To investigate an appropriate magnetic resonance imaging (MRI) scoring system for assessing anterior cruciate ligament (ACL ) graft health at different time after ACL reconstruction, and to determine if the MRI scoring results correlate with commonly used clinical knee joint function outcome measures results.

Methods

A subset of 54 participants were enrolled in an ongoing singel boundle ACL reconstruction clinical trial, AP knee laxity, IKDC score and MRI score of the ACL based on graft volume, signal intensity (SI) and graft tension were measured during the following-up, and then correlation of MRI scoring results and traditional clinical knee joint function results were determined using the linear correlation and linear regression statistical methods In SPSS software.

Results

All the 54 patients were followed up with a mean follow-up time of 18.3±4.3 months.

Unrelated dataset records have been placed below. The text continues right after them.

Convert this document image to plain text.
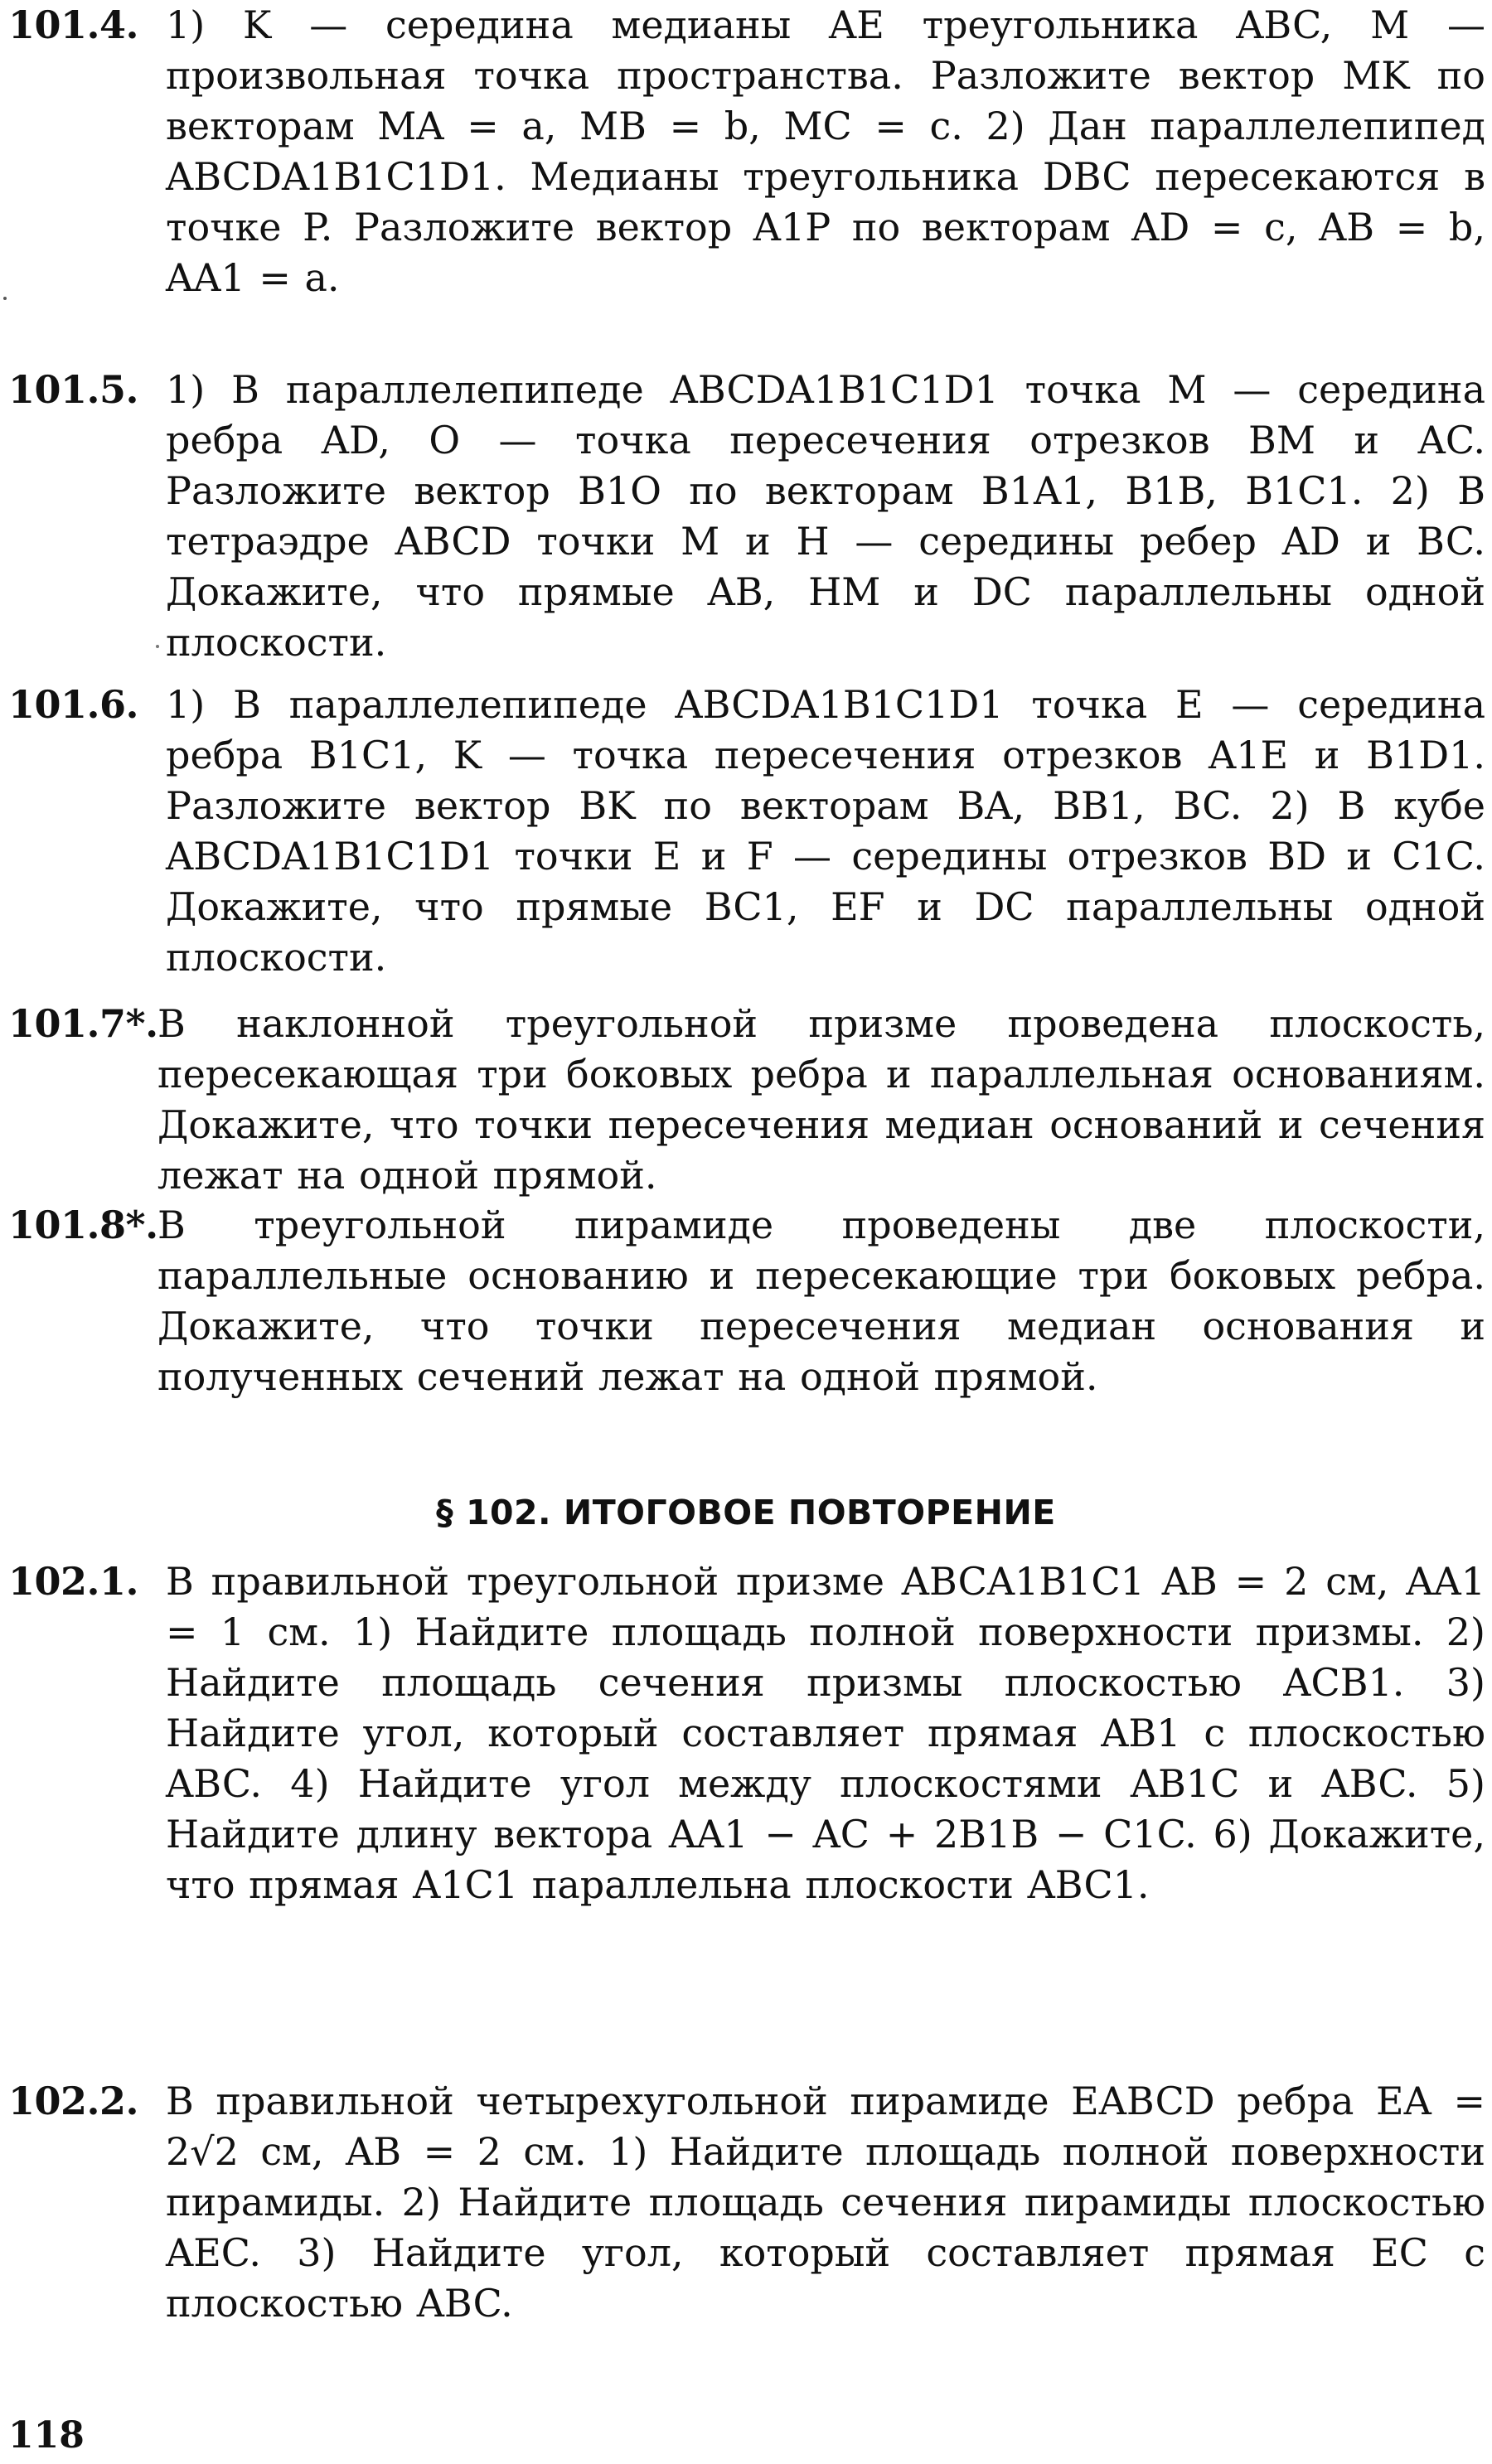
101.4. 1) K — середина медианы AE треугольника ABC, M — произвольная точка пространства. Разложите вектор MK по векторам MA = a, MB = b, MC = c. 2) Дан параллелепипед ABCDA1B1C1D1. Медианы треугольника DBC пересекаются в точке P. Разложите вектор A1P по векторам AD = c, AB = b, AA1 = a.
101.5. 1) В параллелепипеде ABCDA1B1C1D1 точка M — середина ребра AD, O — точка пересечения отрезков BM и AC. Разложите вектор B1O по векторам B1A1, B1B, B1C1. 2) В тетраэдре ABCD точки M и H — середины ребер AD и BC. Докажите, что прямые AB, HM и DC параллельны одной плоскости.
101.6. 1) В параллелепипеде ABCDA1B1C1D1 точка E — середина ребра B1C1, K — точка пересечения отрезков A1E и B1D1. Разложите вектор BK по векторам BA, BB1, BC. 2) В кубе ABCDA1B1C1D1 точки E и F — середины отрезков BD и C1C. Докажите, что прямые BC1, EF и DC параллельны одной плоскости.
101.7*. В наклонной треугольной призме проведена плоскость, пересекающая три боковых ребра и параллельная основаниям. Докажите, что точки пересечения медиан оснований и сечения лежат на одной прямой.
101.8*. В треугольной пирамиде проведены две плоскости, параллельные основанию и пересекающие три боковых ребра. Докажите, что точки пересечения медиан основания и полученных сечений лежат на одной прямой.
§ 102. ИТОГОВОЕ ПОВТОРЕНИЕ
102.1. В правильной треугольной призме ABCA1B1C1 AB = 2 см, AA1 = 1 см. 1) Найдите площадь полной поверхности призмы. 2) Найдите площадь сечения призмы плоскостью ACB1. 3) Найдите угол, который составляет прямая AB1 с плоскостью ABC. 4) Найдите угол между плоскостями AB1C и ABC. 5) Найдите длину вектора AA1 − AC + 2B1B − C1C. 6) Докажите, что прямая A1C1 параллельна плоскости ABC1.
102.2. В правильной четырехугольной пирамиде EABCD ребра EA = 2√2 см, AB = 2 см. 1) Найдите площадь полной поверхности пирамиды. 2) Найдите площадь сечения пирамиды плоскостью AEC. 3) Найдите угол, который составляет прямая EC с плоскостью ABC.
118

The average score of AP knee laxity, IKDC and MRI assesment were 85.12±9.45, 83.07±12.63, 75.19±7.20 respectively. MRI scoring results and clinical knee joint function scoring were positively linear correlated, the correlation coefficient was statistically significant (r=0.696, P =0.001; r=0.767,P=0.000). The regression equation fitted according to the MRI score (X) and clinical knee joint function of subjective and objective score was statistically significant (P < 0.01). MRI scoring can predict traditional clinical knee joint function of subjective and objective results.

Conclusions

Just as traditional clinical knee joint function of subjective and objective scoring, the MRI scoring system can also be used to assess outcomes of ACL reconstruction, thus supplementing and improving current clinical evaluation methods for ACL graft health and laying a foundation for a more scientific evaluation system of ACL graft healing process.